Nick Baddeley, customer success manager at Rosslyn Data Technologies told delegates at a CIPS Breakfast Briefing a lack of a single record of suppliers was an issue he had seen time and time again at firms, but it is something that is critical across the entire business.
He said: “One of the key stakeholders in a business are the suppliers. They are key to the success of the business and so understanding who your supplier is, is absolutely critical… Having that 'golden record' enables you to understand the compliance issues that may be around your supply base, and also the risk issues that you may have in that space.
“Having that knowledge of my supplier enables me to understand the structure of my different supplier groupings. Knowing how your supplier is structured across its own organisation is critical to knowing from a procurement perspective whether you are dealing with the same company in different guises.
“Firms that have grown by acquisition, and even within firms in their own data sets, could have a mishmash of supplier names, supplier codes and duplicates. Really trying to nail that one down and get your data into a state that can be used across the business is absolutely critical from a strategic position,” he said.
Also speaking on the panel, Ginny Warr, head of procurement at property development firm British Land, also stressed the importance of having clean data from a strategic point of view.

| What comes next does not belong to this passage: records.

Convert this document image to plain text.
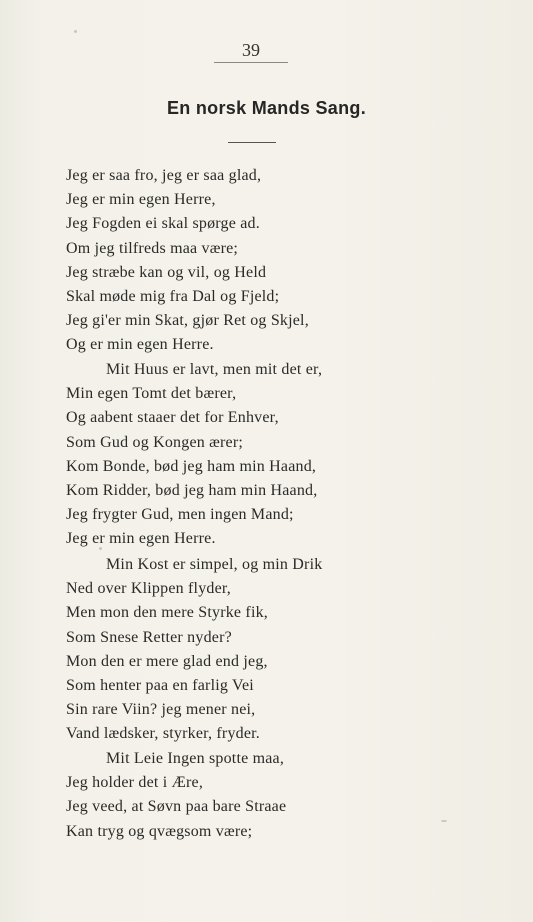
39
En norsk Mands Sang.
Jeg er saa fro, jeg er saa glad,
Jeg er min egen Herre,
Jeg Fogden ei skal spørge ad.
Om jeg tilfreds maa være;
Jeg stræbe kan og vil, og Held
Skal møde mig fra Dal og Fjeld;
Jeg gi'er min Skat, gjør Ret og Skjel,
Og er min egen Herre.
Mit Huus er lavt, men mit det er,
Min egen Tomt det bærer,
Og aabent staaer det for Enhver,
Som Gud og Kongen ærer;
Kom Bonde, bød jeg ham min Haand,
Kom Ridder, bød jeg ham min Haand,
Jeg frygter Gud, men ingen Mand;
Jeg er min egen Herre.
Min Kost er simpel, og min Drik
Ned over Klippen flyder,
Men mon den mere Styrke fik,
Som Snese Retter nyder?
Mon den er mere glad end jeg,
Som henter paa en farlig Vei
Sin rare Viin? jeg mener nei,
Vand lædsker, styrker, fryder.
Mit Leie Ingen spotte maa,
Jeg holder det i Ære,
Jeg veed, at Søvn paa bare Straae
Kan tryg og qvægsom være;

She said: “Often you inherit many disparate systems with separate data sets on different suppliers. The most important thing, before you start anything to do with risk, is to get the basics right. Not everybody has the luxury of being able to have a single ERP system or something to connect them all together. So the best thing you can do when faced with this situation is to try and come up with some brilliant basics that will help you glue all of your data together.”
People will often be faced with duplicate records, poor out-of-date supplier information, and very little 'know your supplier' information so data must be cleaned, Warr added.
“At British Land, we use a routine where if a supplier hasn't been transacted with in the last 14 months and we put them into a non-active state. We don't delete them from the database for audit reasons but we actually put them into an inactive state,” she explained.
Warr added that technology could also be invested in to allow suppliers to keep their records up to date.
“Only once you've done that can you start understanding the risk that is inherent within your supply chain. In terms of strategic value, this is really about supplier value management. The strategic value of that is it will help you optimise your savings, reduce costs and risk, and build value-based relationships. You can't be a good CPO if you have no confidence in your data,” she said.